'The first man we got aboard, a man with bushy hair. He was doctor in the ship.'

'And the others are dead?'

'I never saw a frozen to death body. Newman says they're dead. He's been groping after any hint of life and finds none.'

John Newman, as I have said, was our second mate. He had been bred to medicine, changed his mind, and gone to sea at two-and-twenty, and was now, at the age of thirty, with a master's certificate of competency in his desk, earning five pounds a month as third in charge of a little barque. We all looked up to Newman as a medical authority; he had during the passage doctored some of us very skilfully; in pronouncing the man dead he knew what he was talking about.

'This is their yarn,' said the captain, and now I repeat in brief what he related.
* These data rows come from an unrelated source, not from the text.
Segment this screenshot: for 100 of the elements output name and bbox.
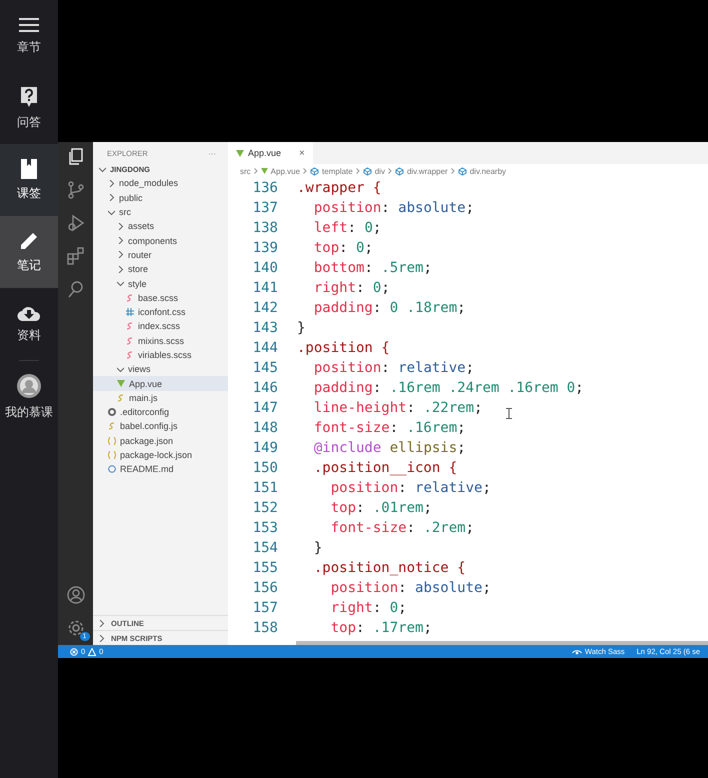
line-number: 147 — [252, 400, 279, 416]
line-number: 138 — [252, 220, 279, 236]
line-number: 158 — [252, 620, 279, 636]
tree-item[interactable]: .editorconfig — [93, 405, 228, 420]
code-line: font-size: .16rem; — [312, 420, 466, 436]
line-number: 143 — [252, 320, 279, 336]
line-number: 149 — [252, 440, 279, 456]
code-line: font-size: .2rem; — [330, 520, 474, 536]
line-number: 137 — [252, 200, 279, 216]
line-number: 156 — [252, 580, 279, 596]
tree-item[interactable]: assets — [93, 219, 228, 234]
chevron-right-icon — [254, 168, 258, 174]
tree-item[interactable]: iconfont.css — [93, 304, 228, 320]
line-number: 146 — [252, 380, 279, 396]
code-line: top: .17rem; — [330, 620, 432, 636]
sidebar-item[interactable]: 笔记 — [0, 216, 58, 288]
run-icon[interactable] — [66, 214, 84, 232]
hash-icon — [126, 308, 134, 316]
sidebar-item[interactable]: 我的慕课 — [0, 361, 58, 433]
line-number: 157 — [252, 600, 279, 616]
tree-item[interactable]: mixins.scss — [93, 334, 228, 348]
code-line: .wrapper { — [297, 180, 382, 196]
breadcrumb-item[interactable]: template — [310, 166, 353, 176]
tree-item[interactable]: package.json — [93, 434, 228, 448]
tree-item[interactable]: viriables.scss — [93, 348, 228, 362]
close-tab-button[interactable]: × — [299, 148, 305, 158]
code-line: top: .01rem; — [330, 500, 432, 516]
tree-item[interactable]: base.scss — [93, 290, 228, 305]
tree-item[interactable]: package-lock.json — [93, 448, 228, 462]
line-number: 141 — [252, 280, 279, 296]
editor-tab[interactable]: App.vue × — [228, 142, 313, 164]
tree-item[interactable]: public — [93, 190, 228, 205]
sidebar-item[interactable]: 章节 — [0, 0, 58, 72]
question-icon — [20, 86, 38, 108]
settings-icon[interactable] — [66, 619, 84, 637]
chevron-right-icon — [356, 168, 360, 174]
vue-icon — [117, 380, 125, 388]
file-icon — [108, 422, 116, 430]
code-line: position: absolute; — [312, 200, 474, 216]
tree-item[interactable]: router — [93, 248, 228, 262]
code-line: } — [297, 320, 306, 336]
eye-icon — [572, 648, 582, 654]
vue-file-icon — [236, 150, 244, 156]
code-line: padding: 0 .18rem; — [312, 300, 466, 316]
tree-item[interactable]: src — [93, 204, 228, 220]
breadcrumb-item[interactable]: src — [240, 166, 251, 176]
cube-icon — [362, 166, 372, 176]
breadcrumb-item[interactable]: div — [362, 166, 385, 176]
search-icon[interactable] — [66, 280, 84, 298]
code-line: right: 0; — [312, 280, 390, 296]
code-line: left: 0; — [312, 220, 382, 236]
cloud-download-icon — [17, 304, 41, 320]
code-line: position: relative; — [330, 480, 491, 496]
breadcrumb-item[interactable]: App.vue — [260, 166, 300, 176]
cube-icon — [394, 166, 404, 176]
extensions-icon[interactable] — [66, 247, 84, 265]
tree-item[interactable]: README.md — [93, 462, 228, 477]
line-number: 145 — [252, 360, 279, 376]
sidebar-item[interactable]: 课签 — [0, 144, 58, 216]
code-line: .position__icon { — [312, 460, 458, 476]
account-icon[interactable] — [66, 586, 84, 604]
tree-item[interactable]: views — [93, 362, 228, 376]
tree-item[interactable]: App.vue — [93, 376, 228, 391]
tree-item[interactable]: index.scss — [93, 319, 228, 334]
chevron-right-icon — [303, 168, 308, 174]
pencil-icon — [19, 230, 39, 250]
error-icon — [70, 648, 78, 656]
file-icon — [126, 294, 134, 302]
breadcrumb-item[interactable]: div.wrapper — [394, 166, 448, 176]
cube-icon — [458, 166, 467, 176]
chevron-down-icon — [117, 366, 124, 373]
line-number: 139 — [252, 240, 279, 256]
avatar-icon — [17, 374, 41, 398]
code-line: line-height: .22rem; — [312, 400, 482, 416]
files-icon[interactable] — [66, 148, 84, 166]
sidebar-item[interactable]: 问答 — [0, 72, 58, 144]
line-number: 150 — [252, 460, 279, 476]
code-line: .position_notice { — [312, 560, 466, 576]
tree-item[interactable]: store — [93, 262, 228, 276]
line-number: 154 — [252, 540, 279, 556]
source-control-icon[interactable] — [66, 181, 84, 199]
tree-item[interactable]: node_modules — [93, 176, 228, 191]
code-line: } — [312, 540, 322, 556]
scrollbar[interactable] — [296, 641, 708, 645]
line-number: 142 — [252, 300, 279, 316]
code-line: @include ellipsis; — [312, 440, 466, 456]
chevron-down-icon — [108, 208, 115, 216]
tree-item[interactable]: components — [93, 233, 228, 248]
vue-file-icon — [260, 168, 268, 174]
tree-item[interactable]: style — [93, 276, 228, 291]
breadcrumb-item[interactable]: div.nearby — [458, 166, 506, 176]
tree-item[interactable]: babel.config.js — [93, 419, 228, 434]
sidebar-item[interactable]: 资料 — [0, 288, 58, 360]
tree-item[interactable]: main.js — [93, 390, 228, 406]
line-number: 152 — [252, 500, 279, 516]
chevron-right-icon — [388, 168, 392, 174]
file-icon — [117, 394, 125, 402]
menu-icon — [19, 16, 39, 32]
warning-icon — [88, 648, 96, 656]
code-line: position: absolute; — [330, 580, 491, 596]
Their ship was the 'Lady Emma.' She sailed from the Thames April 2. A few days before this time—namely, on July 2—she was thrown on to her beam ends by a terrific squall; they cut away to right the ship and all three masts went smack-smooth saving the foremast, of which there remained a jagged stump of some twelve foot. To this next day they secured an arrangement of boom and square-sail, which blew over the bows on the wind suddenly freshening.

The captain was a little broken in his spirits and weakened in his intellect by this calamity; also it was said forward that it weighed upon him to remember that a strange man wearing his face and aspect had walked on the forecastle one night. His hope was to blow north and fall in with something that would give him a tow to a port, he (it was understood) having a considerable uninsured venture in the vessel. The crew sickened of his notion, seeing no good nor hope in it; and on catching sight of the topmost canvas of a ship they launched a long-boat, hastily provisioned her, and went away in pursuit, leaving behind the master, his wife and a young lady passenger: but through no fault of the men, as the captain and the others declined to accompany them.

They lost the ship and wore for the hull afresh, missed her, and stood north-east by a compass which did not appear to have been very trustworthy. They were exposed for two nights and very nearly two days, and another night must have killed them all. The dead men were the steward, a Dutch seaman who had been ill for weeks with rheumatism, and another.

'How should the wreck bear now, do you think?' said Captain Parry.